Strong orientation dependence of surface mass density profiles of dark haloes at large scales

TL;DR

This study reveals that the surface mass density profiles of dark matter haloes significantly depend on their orientation relative to the line-of-sight, affecting large-scale clustering measurements and halo bias estimations.

Contribution

It demonstrates the strong orientation dependence of halo surface mass density profiles at large scales and quantifies its impact on bias and mass estimates using N-body simulations.

Findings

Orientation aligned haloes show higher surface density amplitudes.

The two-halo term exhibits up to 30% bias variation due to orientation.

Halo-matter correlation function is elliptical with axis ratio ~0.55.

Abstract

We study the dependence of surface mass density profiles, which can be directly measured by weak gravitational lensing, on the orientation of haloes with respect to the line-of-sight direction, using a suite of $N$-body simulations. We find that, when major axes of haloes are aligned with the line-of-sight direction, surface mass density profiles have higher amplitudes than those averaged over all halo orientations, over all scales from $0.1$ to $100\,\mathrm{Mpc}/h$ we studied. While the orientation dependence at small scales is ascribed to the halo triaxiality, our results indicate even stronger orientation dependence in the so-called two-halo regime, up to $100\,\mathrm{Mpc}/h$. The orientation dependence for the two-halo term is well approximated by a multiplicative shift of the amplitude and therefore a shift in the halo bias parameter value. The halo bias from the two-halo term can be overestimated or underestimated by up to $\sim 30 \%$ depending on the viewing angle, which translates into the bias in estimated halo masses by up to a factor of two from halo bias measurements.
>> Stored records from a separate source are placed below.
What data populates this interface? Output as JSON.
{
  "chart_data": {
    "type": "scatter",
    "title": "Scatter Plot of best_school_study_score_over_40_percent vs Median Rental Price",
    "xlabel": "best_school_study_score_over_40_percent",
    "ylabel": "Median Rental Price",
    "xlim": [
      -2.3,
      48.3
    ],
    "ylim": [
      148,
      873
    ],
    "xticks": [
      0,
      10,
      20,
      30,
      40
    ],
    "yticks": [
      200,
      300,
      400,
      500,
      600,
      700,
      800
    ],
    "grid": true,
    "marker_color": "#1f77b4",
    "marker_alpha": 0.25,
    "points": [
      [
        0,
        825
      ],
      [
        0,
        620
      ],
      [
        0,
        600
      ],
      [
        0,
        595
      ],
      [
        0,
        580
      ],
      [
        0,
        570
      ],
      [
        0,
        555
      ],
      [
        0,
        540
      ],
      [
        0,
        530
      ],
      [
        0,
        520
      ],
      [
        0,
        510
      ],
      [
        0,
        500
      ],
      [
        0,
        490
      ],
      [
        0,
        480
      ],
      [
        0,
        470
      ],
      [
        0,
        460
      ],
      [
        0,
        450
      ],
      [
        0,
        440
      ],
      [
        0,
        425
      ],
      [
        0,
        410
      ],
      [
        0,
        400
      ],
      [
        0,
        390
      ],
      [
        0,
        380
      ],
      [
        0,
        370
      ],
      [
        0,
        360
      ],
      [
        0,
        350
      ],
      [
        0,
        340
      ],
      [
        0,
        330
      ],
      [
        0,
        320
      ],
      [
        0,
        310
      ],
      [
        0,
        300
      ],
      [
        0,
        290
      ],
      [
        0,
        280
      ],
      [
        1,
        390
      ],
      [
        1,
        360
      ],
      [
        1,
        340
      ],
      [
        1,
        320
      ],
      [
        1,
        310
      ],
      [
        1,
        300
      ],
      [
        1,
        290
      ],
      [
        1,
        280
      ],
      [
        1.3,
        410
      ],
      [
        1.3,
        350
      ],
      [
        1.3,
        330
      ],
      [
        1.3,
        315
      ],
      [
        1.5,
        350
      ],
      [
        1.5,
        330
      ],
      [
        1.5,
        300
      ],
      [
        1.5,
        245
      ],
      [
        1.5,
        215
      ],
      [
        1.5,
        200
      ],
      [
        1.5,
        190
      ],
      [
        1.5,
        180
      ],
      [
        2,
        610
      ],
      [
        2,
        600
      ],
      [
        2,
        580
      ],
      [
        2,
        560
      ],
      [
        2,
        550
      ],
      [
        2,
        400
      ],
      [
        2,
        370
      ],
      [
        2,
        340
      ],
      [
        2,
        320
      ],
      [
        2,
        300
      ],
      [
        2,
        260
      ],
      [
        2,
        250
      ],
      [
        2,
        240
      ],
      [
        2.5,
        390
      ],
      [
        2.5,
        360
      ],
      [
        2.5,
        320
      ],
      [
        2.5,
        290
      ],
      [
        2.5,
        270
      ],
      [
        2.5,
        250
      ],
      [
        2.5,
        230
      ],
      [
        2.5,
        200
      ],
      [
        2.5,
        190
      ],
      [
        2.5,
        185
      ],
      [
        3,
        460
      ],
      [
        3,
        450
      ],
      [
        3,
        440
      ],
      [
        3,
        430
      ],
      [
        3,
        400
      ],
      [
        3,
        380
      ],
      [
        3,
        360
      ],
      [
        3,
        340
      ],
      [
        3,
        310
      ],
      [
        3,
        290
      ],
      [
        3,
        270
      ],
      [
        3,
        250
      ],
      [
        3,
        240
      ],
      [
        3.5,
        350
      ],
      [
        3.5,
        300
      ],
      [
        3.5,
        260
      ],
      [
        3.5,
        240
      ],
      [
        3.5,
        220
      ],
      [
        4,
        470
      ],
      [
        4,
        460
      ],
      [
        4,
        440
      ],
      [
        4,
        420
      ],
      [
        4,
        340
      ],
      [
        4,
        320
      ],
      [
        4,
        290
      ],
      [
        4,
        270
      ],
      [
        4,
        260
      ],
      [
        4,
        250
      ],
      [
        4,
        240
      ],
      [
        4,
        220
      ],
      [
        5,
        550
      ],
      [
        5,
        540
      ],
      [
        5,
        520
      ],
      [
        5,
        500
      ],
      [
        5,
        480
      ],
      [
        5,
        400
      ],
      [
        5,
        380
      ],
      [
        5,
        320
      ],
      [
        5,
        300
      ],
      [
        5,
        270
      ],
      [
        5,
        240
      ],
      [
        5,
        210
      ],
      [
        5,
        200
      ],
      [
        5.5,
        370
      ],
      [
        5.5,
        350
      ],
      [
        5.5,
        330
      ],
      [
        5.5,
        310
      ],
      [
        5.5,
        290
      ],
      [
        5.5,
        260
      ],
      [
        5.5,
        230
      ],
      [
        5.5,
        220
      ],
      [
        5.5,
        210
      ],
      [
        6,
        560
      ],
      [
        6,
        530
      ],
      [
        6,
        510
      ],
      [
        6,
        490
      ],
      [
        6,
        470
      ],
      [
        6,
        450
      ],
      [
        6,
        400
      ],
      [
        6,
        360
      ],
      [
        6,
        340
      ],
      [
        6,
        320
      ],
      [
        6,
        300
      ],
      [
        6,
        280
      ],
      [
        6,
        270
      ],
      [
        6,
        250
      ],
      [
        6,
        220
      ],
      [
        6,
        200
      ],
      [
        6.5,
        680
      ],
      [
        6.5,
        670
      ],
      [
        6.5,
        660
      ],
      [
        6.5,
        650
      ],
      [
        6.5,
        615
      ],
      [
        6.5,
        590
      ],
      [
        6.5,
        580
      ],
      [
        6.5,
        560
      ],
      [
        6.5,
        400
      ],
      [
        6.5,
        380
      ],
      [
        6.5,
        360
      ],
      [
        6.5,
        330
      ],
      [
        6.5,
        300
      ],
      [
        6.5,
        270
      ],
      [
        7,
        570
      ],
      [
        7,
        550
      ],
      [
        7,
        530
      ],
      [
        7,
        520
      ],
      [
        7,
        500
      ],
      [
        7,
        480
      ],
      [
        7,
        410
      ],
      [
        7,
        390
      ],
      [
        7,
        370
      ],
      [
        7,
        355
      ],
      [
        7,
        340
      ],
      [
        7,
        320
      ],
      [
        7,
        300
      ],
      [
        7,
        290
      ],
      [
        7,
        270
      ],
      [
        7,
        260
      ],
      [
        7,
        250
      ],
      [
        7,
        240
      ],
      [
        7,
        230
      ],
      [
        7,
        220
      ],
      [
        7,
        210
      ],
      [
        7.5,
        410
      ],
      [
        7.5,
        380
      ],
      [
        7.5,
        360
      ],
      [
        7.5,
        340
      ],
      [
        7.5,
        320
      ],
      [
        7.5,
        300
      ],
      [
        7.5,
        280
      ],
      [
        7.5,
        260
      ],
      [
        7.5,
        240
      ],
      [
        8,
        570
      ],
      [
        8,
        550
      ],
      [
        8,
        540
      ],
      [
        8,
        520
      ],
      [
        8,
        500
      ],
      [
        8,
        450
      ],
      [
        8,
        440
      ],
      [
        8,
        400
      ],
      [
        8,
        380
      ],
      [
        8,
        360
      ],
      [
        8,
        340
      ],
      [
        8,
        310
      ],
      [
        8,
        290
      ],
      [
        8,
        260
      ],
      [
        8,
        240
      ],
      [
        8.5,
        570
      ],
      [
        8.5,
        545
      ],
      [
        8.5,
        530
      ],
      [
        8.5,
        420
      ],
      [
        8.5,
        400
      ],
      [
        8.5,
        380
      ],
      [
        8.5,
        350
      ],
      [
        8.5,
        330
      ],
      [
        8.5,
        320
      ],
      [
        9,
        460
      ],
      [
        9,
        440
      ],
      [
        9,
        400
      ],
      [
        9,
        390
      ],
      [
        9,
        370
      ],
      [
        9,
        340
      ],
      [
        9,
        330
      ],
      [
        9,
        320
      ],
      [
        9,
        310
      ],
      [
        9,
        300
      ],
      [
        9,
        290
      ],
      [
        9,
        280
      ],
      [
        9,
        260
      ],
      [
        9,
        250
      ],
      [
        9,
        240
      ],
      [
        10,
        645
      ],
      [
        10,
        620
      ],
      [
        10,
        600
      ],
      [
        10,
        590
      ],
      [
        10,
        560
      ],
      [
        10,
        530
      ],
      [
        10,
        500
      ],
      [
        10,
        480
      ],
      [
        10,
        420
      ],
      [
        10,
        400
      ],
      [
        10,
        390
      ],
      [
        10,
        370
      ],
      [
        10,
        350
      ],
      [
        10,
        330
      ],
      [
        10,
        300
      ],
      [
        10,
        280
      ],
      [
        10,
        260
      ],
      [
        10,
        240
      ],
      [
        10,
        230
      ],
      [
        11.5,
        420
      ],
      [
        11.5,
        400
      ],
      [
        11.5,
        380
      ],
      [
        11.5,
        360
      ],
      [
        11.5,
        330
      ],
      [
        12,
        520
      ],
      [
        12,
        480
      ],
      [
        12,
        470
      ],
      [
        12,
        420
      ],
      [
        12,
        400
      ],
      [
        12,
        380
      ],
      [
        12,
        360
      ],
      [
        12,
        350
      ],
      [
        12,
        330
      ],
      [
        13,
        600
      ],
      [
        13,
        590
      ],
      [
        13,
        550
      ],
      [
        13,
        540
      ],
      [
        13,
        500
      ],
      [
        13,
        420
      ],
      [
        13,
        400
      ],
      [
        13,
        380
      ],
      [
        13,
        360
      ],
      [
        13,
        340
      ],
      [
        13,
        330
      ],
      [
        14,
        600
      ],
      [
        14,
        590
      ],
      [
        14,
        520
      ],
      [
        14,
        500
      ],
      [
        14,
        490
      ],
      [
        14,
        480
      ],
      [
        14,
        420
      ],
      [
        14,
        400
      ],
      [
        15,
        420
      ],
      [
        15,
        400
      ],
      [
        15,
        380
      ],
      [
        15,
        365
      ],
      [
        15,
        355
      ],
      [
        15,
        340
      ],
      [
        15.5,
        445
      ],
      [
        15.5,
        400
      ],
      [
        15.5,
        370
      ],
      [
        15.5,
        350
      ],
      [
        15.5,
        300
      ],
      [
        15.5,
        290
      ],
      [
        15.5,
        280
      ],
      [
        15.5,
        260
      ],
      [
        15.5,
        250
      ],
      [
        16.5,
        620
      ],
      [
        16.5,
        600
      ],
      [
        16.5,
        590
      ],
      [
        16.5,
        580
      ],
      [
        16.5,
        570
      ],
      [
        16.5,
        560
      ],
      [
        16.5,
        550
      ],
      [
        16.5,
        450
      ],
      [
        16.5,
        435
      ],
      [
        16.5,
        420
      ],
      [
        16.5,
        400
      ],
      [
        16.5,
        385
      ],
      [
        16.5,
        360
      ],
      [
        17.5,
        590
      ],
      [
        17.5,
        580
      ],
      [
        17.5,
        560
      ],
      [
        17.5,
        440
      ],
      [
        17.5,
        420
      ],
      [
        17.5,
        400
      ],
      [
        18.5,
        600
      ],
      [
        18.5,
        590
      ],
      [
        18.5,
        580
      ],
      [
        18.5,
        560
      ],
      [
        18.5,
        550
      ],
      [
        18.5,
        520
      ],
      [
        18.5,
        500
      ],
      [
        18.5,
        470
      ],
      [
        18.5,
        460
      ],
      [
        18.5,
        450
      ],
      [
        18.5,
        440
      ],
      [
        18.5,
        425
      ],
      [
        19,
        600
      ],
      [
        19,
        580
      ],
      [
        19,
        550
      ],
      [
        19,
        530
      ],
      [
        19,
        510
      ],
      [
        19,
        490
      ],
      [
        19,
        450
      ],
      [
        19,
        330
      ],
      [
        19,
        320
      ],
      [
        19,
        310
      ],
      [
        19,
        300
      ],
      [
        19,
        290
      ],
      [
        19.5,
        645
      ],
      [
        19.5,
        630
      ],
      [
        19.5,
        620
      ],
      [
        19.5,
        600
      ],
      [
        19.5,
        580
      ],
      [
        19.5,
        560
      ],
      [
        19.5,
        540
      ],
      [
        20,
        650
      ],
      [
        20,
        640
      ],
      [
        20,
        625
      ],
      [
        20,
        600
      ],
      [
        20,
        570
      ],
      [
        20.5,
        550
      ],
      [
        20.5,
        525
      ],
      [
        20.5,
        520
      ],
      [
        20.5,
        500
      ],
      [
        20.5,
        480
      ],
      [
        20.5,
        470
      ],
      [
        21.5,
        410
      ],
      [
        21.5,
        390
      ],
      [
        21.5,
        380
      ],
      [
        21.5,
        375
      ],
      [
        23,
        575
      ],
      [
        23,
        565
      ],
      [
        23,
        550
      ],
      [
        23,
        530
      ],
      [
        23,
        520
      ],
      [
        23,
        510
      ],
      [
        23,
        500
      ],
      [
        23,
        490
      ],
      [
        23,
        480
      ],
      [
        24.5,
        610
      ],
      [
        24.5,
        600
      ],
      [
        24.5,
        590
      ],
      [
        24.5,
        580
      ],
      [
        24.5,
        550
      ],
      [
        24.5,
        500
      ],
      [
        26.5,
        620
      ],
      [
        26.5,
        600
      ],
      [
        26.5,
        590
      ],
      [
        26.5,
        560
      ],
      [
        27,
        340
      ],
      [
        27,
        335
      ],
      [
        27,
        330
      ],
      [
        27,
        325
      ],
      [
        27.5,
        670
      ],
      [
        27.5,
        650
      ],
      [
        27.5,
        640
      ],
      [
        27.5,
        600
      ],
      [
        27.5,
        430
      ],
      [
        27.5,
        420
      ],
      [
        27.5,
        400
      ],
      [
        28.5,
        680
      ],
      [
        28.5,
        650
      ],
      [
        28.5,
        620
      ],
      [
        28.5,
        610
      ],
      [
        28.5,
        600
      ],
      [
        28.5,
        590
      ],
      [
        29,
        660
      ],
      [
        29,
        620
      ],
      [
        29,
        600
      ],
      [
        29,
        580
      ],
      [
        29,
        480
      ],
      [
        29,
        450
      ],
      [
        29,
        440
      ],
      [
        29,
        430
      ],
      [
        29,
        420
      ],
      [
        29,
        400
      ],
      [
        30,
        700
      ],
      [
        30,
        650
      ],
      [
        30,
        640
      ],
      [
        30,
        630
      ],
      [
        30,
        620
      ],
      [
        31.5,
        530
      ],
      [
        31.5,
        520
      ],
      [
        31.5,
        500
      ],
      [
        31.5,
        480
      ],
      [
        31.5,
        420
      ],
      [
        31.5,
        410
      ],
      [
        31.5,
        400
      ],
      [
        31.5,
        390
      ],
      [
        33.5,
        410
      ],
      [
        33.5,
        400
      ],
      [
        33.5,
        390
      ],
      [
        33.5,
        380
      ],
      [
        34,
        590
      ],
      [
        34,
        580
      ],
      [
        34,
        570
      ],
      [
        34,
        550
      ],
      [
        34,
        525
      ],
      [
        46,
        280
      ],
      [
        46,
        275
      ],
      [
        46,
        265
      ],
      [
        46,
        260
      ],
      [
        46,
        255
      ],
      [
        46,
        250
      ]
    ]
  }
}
The orientation dependence at large scales originates from the anisotropic halo-matter correlation function, which has an elliptical shape with the axis ratio of $\sim 0.55$ up to $100\, \mathrm{Mpc}/h$. We discuss potential impacts of halo orientation bias on other observables such as optically selected cluster samples and a clustering analysis of large-scale structure tracers such as quasars.